As the years went by, she became a go-to source for administrators and secretaries districtwide.

“The kids were everything to her,” said Melone’s husband, John.

She helped run the school’s daily operations, all aspects of which were important to her, said her sister, Kathleen Johnson.

“The schedule for the year… getting ready for graduation — she planned it all and she would stay late to make sure something was done when it needed to be done,” Johnson said.

“She was the school,” said Clark English teacher Stephanie Sajjadieh, who knew Barbara Melone for 23 years.

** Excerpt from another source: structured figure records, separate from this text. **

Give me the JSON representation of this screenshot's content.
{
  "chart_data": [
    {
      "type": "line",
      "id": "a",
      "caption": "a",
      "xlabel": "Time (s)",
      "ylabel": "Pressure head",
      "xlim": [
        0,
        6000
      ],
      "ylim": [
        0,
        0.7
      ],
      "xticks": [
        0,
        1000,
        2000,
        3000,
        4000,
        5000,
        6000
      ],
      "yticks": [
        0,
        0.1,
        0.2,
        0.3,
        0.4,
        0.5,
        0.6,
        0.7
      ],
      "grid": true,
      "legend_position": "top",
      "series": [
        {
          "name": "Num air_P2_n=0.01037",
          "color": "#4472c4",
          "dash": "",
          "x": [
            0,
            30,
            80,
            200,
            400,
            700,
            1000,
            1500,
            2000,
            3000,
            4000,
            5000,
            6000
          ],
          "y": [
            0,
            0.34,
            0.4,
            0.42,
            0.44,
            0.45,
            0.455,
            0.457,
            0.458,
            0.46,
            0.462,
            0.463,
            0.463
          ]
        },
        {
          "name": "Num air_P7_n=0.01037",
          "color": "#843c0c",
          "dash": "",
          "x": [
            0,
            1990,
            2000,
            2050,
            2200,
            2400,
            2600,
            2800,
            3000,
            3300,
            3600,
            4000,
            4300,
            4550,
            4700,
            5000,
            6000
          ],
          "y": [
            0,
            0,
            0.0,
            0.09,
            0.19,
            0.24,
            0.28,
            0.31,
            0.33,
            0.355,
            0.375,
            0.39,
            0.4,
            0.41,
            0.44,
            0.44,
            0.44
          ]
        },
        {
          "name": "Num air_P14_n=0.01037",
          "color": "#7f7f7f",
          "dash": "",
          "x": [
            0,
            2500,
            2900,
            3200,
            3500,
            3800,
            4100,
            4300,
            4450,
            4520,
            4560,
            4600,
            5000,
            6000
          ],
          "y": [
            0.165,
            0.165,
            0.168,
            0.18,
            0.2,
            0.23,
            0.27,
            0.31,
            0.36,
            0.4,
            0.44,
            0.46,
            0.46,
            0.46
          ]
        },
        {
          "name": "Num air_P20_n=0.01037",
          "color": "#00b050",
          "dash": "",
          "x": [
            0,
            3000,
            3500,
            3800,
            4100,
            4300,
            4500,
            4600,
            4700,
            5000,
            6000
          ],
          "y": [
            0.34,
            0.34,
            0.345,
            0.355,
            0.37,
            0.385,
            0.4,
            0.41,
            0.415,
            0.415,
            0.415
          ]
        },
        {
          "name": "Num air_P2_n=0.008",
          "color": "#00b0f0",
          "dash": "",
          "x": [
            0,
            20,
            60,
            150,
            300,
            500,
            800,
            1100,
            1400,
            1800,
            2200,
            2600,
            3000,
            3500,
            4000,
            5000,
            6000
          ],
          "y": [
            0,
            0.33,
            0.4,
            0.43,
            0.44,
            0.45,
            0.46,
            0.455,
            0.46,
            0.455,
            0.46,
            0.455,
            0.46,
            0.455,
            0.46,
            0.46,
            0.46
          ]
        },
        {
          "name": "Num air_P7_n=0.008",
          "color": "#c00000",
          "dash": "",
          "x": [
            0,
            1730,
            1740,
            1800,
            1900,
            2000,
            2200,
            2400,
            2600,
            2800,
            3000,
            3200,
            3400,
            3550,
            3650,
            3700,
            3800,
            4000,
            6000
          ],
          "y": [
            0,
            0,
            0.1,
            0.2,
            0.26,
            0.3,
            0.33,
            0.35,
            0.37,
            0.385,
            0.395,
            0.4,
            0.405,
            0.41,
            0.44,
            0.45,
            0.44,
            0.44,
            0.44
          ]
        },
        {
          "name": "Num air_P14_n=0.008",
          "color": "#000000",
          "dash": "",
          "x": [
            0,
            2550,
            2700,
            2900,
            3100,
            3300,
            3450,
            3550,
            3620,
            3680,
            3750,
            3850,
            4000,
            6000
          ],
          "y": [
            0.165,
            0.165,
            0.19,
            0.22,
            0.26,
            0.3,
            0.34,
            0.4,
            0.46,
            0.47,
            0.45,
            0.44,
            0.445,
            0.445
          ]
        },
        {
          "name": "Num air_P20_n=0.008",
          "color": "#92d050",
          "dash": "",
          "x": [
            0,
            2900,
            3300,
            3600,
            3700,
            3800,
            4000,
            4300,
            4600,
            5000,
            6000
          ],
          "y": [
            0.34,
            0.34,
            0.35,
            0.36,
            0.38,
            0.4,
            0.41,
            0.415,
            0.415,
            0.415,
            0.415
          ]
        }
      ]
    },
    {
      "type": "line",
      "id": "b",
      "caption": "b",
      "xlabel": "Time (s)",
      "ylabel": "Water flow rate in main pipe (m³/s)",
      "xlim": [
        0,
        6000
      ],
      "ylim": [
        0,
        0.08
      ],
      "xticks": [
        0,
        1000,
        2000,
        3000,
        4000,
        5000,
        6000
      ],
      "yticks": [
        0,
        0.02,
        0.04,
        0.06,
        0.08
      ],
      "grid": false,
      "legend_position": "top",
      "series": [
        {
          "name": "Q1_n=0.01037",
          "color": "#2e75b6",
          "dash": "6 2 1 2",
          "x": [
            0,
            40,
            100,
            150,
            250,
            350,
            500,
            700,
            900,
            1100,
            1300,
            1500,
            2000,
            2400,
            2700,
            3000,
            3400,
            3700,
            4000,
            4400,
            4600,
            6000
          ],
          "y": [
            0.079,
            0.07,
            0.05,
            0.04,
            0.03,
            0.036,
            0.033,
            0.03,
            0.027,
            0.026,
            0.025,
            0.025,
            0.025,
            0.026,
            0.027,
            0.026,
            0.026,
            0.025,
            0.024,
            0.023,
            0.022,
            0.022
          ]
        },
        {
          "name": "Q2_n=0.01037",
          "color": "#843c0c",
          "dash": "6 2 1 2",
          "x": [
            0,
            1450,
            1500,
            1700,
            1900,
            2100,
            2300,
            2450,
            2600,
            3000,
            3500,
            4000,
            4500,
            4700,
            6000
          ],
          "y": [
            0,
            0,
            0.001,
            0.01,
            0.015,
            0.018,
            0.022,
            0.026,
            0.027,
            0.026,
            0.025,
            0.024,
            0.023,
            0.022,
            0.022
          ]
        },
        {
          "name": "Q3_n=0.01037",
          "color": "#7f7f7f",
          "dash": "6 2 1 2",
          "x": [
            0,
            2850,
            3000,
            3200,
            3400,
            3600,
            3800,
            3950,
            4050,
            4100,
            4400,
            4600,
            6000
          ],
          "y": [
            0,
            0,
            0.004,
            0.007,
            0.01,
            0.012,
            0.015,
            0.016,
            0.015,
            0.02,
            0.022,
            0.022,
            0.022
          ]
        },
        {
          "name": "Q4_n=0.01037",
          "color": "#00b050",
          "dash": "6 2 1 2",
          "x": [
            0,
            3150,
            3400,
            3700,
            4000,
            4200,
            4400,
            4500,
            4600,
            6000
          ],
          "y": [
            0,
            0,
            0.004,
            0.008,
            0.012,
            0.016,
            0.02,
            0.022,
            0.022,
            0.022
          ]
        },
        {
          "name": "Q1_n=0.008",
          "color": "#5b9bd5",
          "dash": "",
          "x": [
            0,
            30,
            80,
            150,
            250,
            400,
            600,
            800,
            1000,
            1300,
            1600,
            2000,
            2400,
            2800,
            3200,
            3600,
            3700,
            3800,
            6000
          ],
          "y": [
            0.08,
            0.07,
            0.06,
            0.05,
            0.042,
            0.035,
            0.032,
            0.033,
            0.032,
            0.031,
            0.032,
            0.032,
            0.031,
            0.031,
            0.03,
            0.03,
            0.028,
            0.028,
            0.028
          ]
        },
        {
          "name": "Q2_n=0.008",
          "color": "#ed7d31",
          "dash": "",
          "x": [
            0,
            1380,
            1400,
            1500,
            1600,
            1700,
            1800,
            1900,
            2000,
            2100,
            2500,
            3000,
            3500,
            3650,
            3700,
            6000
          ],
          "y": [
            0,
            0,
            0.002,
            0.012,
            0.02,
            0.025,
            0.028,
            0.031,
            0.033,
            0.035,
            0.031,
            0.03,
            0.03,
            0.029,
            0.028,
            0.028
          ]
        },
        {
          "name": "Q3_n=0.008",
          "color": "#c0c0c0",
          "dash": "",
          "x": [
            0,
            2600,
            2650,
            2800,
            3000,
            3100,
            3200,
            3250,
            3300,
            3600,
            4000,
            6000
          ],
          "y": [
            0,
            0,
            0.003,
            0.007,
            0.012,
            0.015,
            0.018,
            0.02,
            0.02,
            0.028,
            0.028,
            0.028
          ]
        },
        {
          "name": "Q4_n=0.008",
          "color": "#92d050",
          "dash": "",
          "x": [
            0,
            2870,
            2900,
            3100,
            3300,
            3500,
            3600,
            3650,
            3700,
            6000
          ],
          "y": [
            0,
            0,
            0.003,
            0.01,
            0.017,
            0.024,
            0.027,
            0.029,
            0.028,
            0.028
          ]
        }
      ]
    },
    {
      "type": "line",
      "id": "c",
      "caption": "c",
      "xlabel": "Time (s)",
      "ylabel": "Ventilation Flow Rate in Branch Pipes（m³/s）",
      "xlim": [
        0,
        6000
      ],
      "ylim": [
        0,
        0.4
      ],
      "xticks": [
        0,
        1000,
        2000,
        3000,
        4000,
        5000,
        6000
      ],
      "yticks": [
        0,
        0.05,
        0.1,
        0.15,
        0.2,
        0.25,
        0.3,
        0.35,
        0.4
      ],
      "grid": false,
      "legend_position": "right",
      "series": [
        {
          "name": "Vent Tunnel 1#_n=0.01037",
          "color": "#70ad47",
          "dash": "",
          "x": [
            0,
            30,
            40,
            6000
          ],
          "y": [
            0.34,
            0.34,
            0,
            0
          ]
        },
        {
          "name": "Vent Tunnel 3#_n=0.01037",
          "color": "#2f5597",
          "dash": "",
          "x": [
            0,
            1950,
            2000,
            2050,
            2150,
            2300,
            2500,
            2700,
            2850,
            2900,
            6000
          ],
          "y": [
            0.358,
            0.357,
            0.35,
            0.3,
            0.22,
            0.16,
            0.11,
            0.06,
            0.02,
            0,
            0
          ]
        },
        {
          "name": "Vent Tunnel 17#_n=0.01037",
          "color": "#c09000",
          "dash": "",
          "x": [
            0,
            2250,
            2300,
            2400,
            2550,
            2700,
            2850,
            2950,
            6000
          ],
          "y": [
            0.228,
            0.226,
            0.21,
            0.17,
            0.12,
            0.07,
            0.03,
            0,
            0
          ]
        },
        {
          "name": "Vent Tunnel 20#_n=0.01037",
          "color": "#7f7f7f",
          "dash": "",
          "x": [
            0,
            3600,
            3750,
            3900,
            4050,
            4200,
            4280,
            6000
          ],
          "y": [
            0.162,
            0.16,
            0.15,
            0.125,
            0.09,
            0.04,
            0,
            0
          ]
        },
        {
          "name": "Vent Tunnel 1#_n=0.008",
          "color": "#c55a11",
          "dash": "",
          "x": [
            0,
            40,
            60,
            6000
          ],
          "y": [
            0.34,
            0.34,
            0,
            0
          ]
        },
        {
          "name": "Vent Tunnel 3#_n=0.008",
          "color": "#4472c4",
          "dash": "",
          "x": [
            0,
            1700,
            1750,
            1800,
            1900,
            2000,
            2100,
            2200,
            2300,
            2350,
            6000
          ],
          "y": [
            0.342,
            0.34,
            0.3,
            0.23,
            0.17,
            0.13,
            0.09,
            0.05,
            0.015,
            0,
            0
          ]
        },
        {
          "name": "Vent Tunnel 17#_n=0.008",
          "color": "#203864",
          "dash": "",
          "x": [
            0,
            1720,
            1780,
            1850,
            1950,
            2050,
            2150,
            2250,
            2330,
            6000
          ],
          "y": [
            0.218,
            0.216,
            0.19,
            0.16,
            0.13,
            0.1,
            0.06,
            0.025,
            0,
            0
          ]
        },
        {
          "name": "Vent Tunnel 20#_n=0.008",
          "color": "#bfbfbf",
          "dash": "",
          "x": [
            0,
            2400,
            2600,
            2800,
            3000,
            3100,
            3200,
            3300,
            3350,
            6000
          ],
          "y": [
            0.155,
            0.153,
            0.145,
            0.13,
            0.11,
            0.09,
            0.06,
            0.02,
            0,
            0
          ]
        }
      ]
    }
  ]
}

Sajjadieh said Barbara Melone held high standards for the conduct of students and others on campus. While she could be short tempered or appear to others as “abrasive,” Barbara Melone’s temperament came from a place of loyalty and service to the school, she added.

“I think that was born from a real desire to maintain a certain level of excellence for the school,” Sajjadieh said. “She cared a lot… She would walk through fire for people she cared about.”

John Melone called the school’s principal to relay the news of his wife’s death. Barbara Melone had worked on campus the entire day before.

“We’ve lost our Barbara,” Dall recalled her husband saying. “His words echo in my head to this day and I’ll never forget them… Whenever you needed a question answered or something done, she was your Barbara.”

On Wednesday, with the debut of the bench and the unveiling of Barbara Melone’s name on a student-built robot, her family members were grateful, although they and school officials alike continue to grapple with her absence at the campus where she took full ownership.

“She was a force to be reckoned with,” said Maria Gandera, assistant superintendent of human resources for Glendale Unified. “She was a wonderful force and we miss her terribly.”